At last: “You’ve never really told me what happened with Antonia. You loved her, and married her, and she died a bad death. Would you tell me the whole story this night?”

He stared before him. “Why saddle you with it?”

“So I can understand, my most dear. Understand you and what is in you; for sure it has become to me that this is your great wound and the reason why you could not stay quiet about
Emissary.”

“Perhaps,” he mumbled. “You see, it was a political assassination, and the politics wouldn’t have existed if we weren’t stuck in these two miserable planetary systems.”

“Speak, Dan. About your Antonia. I’d make a song in honor of her memory, if you would like that.”

“I would. I would.”

“Then first I must know.”

He was merely average articulate, and full of grief; he groped and croaked:

“Okay, to start, how we met. After my discharge from the Peace Command, I wanted to go into spatial engineering, and had the luck to be accepted for the academy that the Andean Confederacy runs. When I’d graduated, I went to work for Aventureros Planetarios—
the
big corporation, you know, that the Rueda clan dominates. I did pretty well, got invited to some parties they threw, and there was Toni.

“She herself said she’d be damned if we sucked the timocracy’s tit. She was into astrography, and good at it, too. We wangled locations for us both at Nueva Cibola. That’s an Iliadic satellite, you may recall, but an office of Aventureros is there, and so is Arp Observatory.

“Six Earth years… I traveled a lot, necessarily, as far afield as Jupiter; but you know, Pegeen, though women were usually along on our jobs, through that whole time I really was a monogamist. Not that Toni’d have disowned me; but she was, and that settled the matter.”

He fell mute, while Caitlín held him.

“At last we decided to start a family,” he resumed. “She loved children. And animals and…everything alive. She wanted to have the baby at home, in the Rueda mansion, for the sake of her grandparents. They were too frail to leave Earth, but it’d mean a cosmos to them to see the next generation arrive.

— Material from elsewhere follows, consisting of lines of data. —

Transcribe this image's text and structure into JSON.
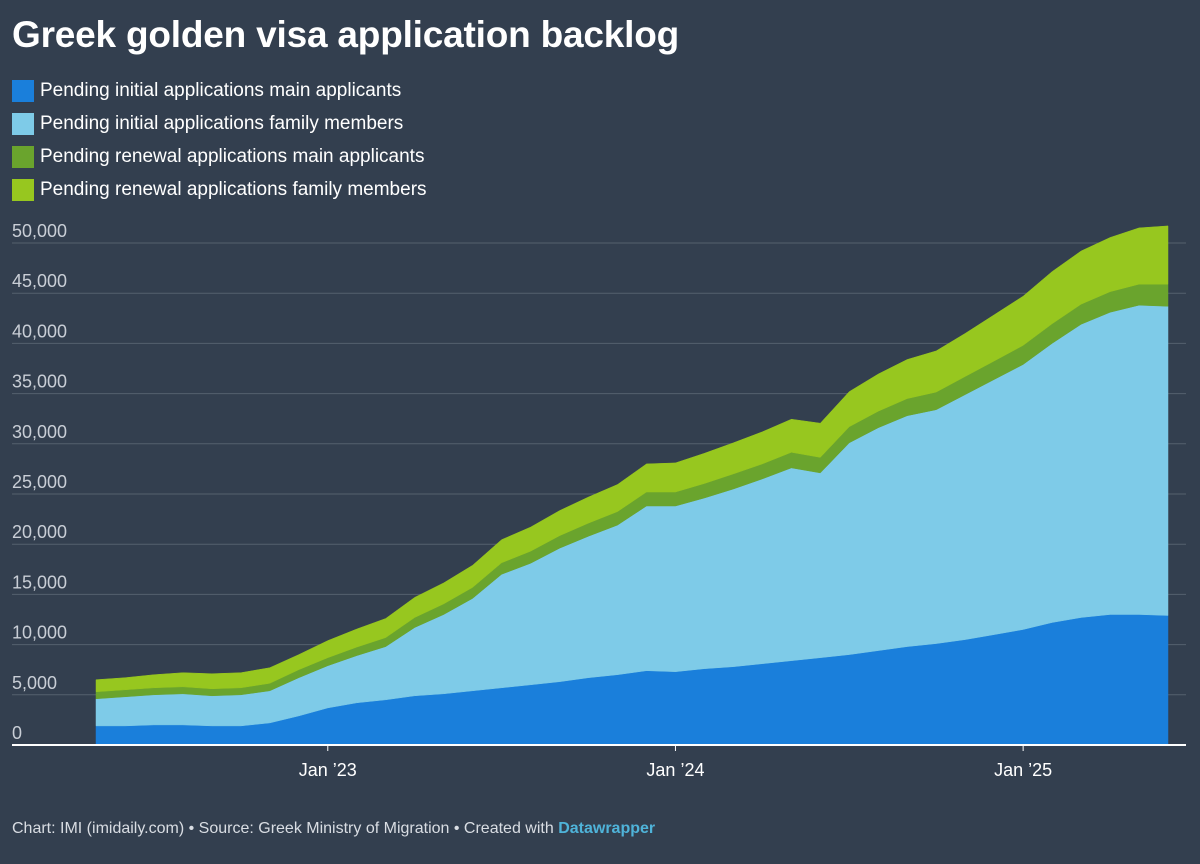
{
  "chart_data": {
    "type": "area",
    "stacked": true,
    "title": "Greek golden visa application backlog",
    "x": [
      "2022-05",
      "2022-06",
      "2022-07",
      "2022-08",
      "2022-09",
      "2022-10",
      "2022-11",
      "2022-12",
      "2023-01",
      "2023-02",
      "2023-03",
      "2023-04",
      "2023-05",
      "2023-06",
      "2023-07",
      "2023-08",
      "2023-09",
      "2023-10",
      "2023-11",
      "2023-12",
      "2024-01",
      "2024-02",
      "2024-03",
      "2024-04",
      "2024-05",
      "2024-06",
      "2024-07",
      "2024-08",
      "2024-09",
      "2024-10",
      "2024-11",
      "2024-12",
      "2025-01",
      "2025-02",
      "2025-03",
      "2025-04",
      "2025-05",
      "2025-06"
    ],
    "x_ticks": [
      {
        "value": "2023-01",
        "label": "Jan ’23"
      },
      {
        "value": "2024-01",
        "label": "Jan ’24"
      },
      {
        "value": "2025-01",
        "label": "Jan ’25"
      }
    ],
    "ylim": [
      0,
      50000
    ],
    "y_ticks": [
      0,
      5000,
      10000,
      15000,
      20000,
      25000,
      30000,
      35000,
      40000,
      45000,
      50000
    ],
    "y_tick_labels": [
      "0",
      "5,000",
      "10,000",
      "15,000",
      "20,000",
      "25,000",
      "30,000",
      "35,000",
      "40,000",
      "45,000",
      "50,000"
    ],
    "grid": true,
    "legend_position": "top-left",
    "series": [
      {
        "name": "Pending initial applications main applicants",
        "color": "#1a7fdb",
        "values": [
          1900,
          1900,
          2000,
          2000,
          1900,
          1900,
          2200,
          2900,
          3700,
          4200,
          4500,
          4900,
          5100,
          5400,
          5700,
          6000,
          6300,
          6700,
          7000,
          7400,
          7300,
          7600,
          7800,
          8100,
          8400,
          8700,
          9000,
          9400,
          9800,
          10100,
          10500,
          11000,
          11500,
          12200,
          12700,
          13000,
          13000,
          12900
        ]
      },
      {
        "name": "Pending initial applications family members",
        "color": "#7ecbe8",
        "values": [
          2700,
          2900,
          3000,
          3100,
          3000,
          3100,
          3200,
          3800,
          4200,
          4700,
          5300,
          6800,
          7900,
          9200,
          11300,
          12100,
          13300,
          14100,
          14900,
          16400,
          16500,
          17000,
          17700,
          18400,
          19200,
          18400,
          21100,
          22200,
          23000,
          23300,
          24400,
          25400,
          26400,
          27800,
          29200,
          30100,
          30800,
          30800
        ]
      },
      {
        "name": "Pending renewal applications main applicants",
        "color": "#6aa42d",
        "values": [
          700,
          700,
          700,
          700,
          700,
          700,
          750,
          800,
          800,
          850,
          900,
          1000,
          1050,
          1100,
          1150,
          1200,
          1250,
          1300,
          1350,
          1400,
          1400,
          1450,
          1500,
          1500,
          1550,
          1550,
          1600,
          1650,
          1700,
          1750,
          1800,
          1850,
          1900,
          1950,
          2000,
          2050,
          2100,
          2200
        ]
      },
      {
        "name": "Pending renewal applications family members",
        "color": "#97c71f",
        "values": [
          1200,
          1200,
          1300,
          1400,
          1500,
          1500,
          1550,
          1500,
          1700,
          1800,
          1900,
          2000,
          2100,
          2200,
          2300,
          2400,
          2500,
          2600,
          2700,
          2800,
          2900,
          3000,
          3100,
          3200,
          3300,
          3400,
          3500,
          3700,
          3900,
          4100,
          4300,
          4600,
          4900,
          5200,
          5300,
          5400,
          5600,
          5800
        ]
      }
    ]
  },
  "footer": {
    "chart_credit": "Chart: IMI (imidaily.com)",
    "separator": " • ",
    "source": "Source: Greek Ministry of Migration",
    "created_with": "Created with ",
    "tool_name": "Datawrapper"
  }
}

“Why not? I had an assignment ahead of me on Luna, which’d keep me away for several weeks. She might as well return to the clan at once and enjoy them. They’re grand folk. I expected I’d finish before birthtime, take leave of absence, and join her.

“Well—Quite soon after she landed, the
residencia
got
bombed. By terrorists. They issued an anonymous announcement that they were protesting the Ruedas’ hogging the benefits of space development from the masses. It was an incident in a wave of revolutionary violence going through South America.

“That’s faded out. Temporarily. It’s rising again. The Ruedas are still targets. Yes, of course they’re rich, because their ancestors had the wit to invite private space enterprise to Peru. But hogging the wealth? Why, suppose that money was divided equally among the
oprimidos
. What sum would each person get? And where’d the capital come from for the next investment? Pegeen, Pegeen, when will these world savior types learn some elementary economics?